Ku tak mampu menjawab karna ku akui aku terlalu egois mementingkan diriku sendiri.
“apa lagi yang mau lo omongin kan semua udah jelas, karang gw mau belajar”
“Tunggu L”kuraih tangannya, mungkin baru kali ini ku genggam tanganya, aku merasakan sesuatu yang sangat berharga akan hilang dari hidupku, aku tak ingin melepaskannya walau hanya sesaat, perasaan itu pun timbul.
“apa lagi yang mau lo omongin, dari tadi lo diem aja ya udah gw kasih waktu lima menit cepet lo ngomong”

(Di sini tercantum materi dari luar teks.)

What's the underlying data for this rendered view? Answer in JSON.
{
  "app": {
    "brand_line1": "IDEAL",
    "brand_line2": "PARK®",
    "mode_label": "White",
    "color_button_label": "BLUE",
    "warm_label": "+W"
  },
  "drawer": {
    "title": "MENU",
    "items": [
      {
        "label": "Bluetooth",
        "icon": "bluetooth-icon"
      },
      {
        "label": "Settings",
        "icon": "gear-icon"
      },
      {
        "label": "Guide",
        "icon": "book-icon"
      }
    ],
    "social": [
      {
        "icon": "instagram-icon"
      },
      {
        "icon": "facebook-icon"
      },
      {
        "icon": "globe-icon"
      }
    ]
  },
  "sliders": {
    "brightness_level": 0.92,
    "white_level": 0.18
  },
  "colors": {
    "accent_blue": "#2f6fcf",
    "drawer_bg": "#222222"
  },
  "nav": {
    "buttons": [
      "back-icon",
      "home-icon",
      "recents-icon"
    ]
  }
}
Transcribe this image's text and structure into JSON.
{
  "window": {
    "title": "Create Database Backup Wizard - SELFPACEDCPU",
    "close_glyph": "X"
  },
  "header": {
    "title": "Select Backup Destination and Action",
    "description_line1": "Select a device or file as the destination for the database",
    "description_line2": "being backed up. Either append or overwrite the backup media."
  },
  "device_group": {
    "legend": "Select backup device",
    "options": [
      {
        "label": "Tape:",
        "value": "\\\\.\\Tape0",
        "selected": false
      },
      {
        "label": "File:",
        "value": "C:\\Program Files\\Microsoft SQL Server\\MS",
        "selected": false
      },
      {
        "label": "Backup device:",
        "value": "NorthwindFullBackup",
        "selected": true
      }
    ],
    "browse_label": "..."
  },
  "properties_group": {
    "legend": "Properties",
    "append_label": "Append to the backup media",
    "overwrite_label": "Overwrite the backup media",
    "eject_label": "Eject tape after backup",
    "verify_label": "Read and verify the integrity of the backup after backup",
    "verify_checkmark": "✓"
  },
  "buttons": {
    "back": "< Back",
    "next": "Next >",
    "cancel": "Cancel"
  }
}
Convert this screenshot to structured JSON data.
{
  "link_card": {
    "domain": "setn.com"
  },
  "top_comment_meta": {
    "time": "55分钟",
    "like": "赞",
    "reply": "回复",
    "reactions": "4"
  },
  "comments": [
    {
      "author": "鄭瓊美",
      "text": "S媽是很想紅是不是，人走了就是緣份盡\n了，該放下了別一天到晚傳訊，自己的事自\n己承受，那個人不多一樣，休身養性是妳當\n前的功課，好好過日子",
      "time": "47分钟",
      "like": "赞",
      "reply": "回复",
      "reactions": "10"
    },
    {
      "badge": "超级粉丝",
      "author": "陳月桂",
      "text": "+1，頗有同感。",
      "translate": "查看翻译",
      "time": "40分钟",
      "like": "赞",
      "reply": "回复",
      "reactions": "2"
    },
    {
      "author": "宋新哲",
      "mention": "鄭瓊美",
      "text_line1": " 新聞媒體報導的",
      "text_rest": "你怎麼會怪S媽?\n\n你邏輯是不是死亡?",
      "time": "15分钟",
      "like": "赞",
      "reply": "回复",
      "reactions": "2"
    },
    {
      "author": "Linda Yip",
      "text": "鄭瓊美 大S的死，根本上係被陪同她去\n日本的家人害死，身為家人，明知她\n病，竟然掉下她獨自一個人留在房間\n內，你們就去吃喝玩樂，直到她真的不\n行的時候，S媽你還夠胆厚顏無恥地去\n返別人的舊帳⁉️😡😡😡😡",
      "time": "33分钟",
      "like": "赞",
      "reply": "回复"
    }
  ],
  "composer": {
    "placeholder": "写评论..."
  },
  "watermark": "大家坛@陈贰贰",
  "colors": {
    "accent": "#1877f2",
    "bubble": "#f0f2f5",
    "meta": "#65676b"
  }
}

Lagi-lagi ku hanya bisa diam membisu tanpa sepatah katapun, ku genggam erat tangannya hingga lima menit pun berlalu, aku hanya bisa berharap waktu berhenti aku tak sanggup untuk melepasnya
“lima menit udah lewat, katanya mau ngomong kok malah diem aja, gw itung sampai sepuluh, terus gw mau pergi”
Dengan berat hati ku lepas dgenggaman tangannya aku tak sanggup saat melihat tetesan air mata yang membasahi pipinya ku hanya mampu melihatnya. Berat dan sakit rasanya untuk siap melepasnya ku hanya bias melepaskan kekecewaan ini dengan memukul benda yang ada di sekitarku pintu, genteng dan lemari mungkin bisa menjadi saksi perihnya hatiku.
Aku kembali menghampirinya dibatasi bilik rombeng ku berkata
“L, gw bukannya takut kehilangan lo tapi yang gw takut kehilangan cinta lo, gw pengen buku harian gw lo sobek karna gw gak mau tersiksa dengan kenangan ini, lo yang memulai dan lo juga yang harus mengakhiri (untuk kisah ini lain kali dibahasnya mentok)
****
”En, tugas dari pa arif udah belom, gw masih belum paham masalah akutansi”
“Udah, Gampang kok, semua jawaban ada dibuku, nih pake aja buku Eni”
Eni adalah orang yang tercerdas dikelas, baik bahasa inggris, akutansi dll. pokoknya hampir semua mata pelajaran ia menguasai
”Makasih ya En, kalo udah entar dibalikin”
“Eni, tunggu dikantor Ustadz ya”
Eni adalah orang yang tepat untuk menyelesaikan masalahku baik, tugas bahkan aku pernah menangis dihadapnya karna masalah keluarga, mungkin itu pantang bagi seorang laki-laki, tapi bagiku itu lebih baik dari pada terus terpendam, ya mungkin itu sekilas seorang Eni, wanita jenius yang hidup jauh dari peradaban.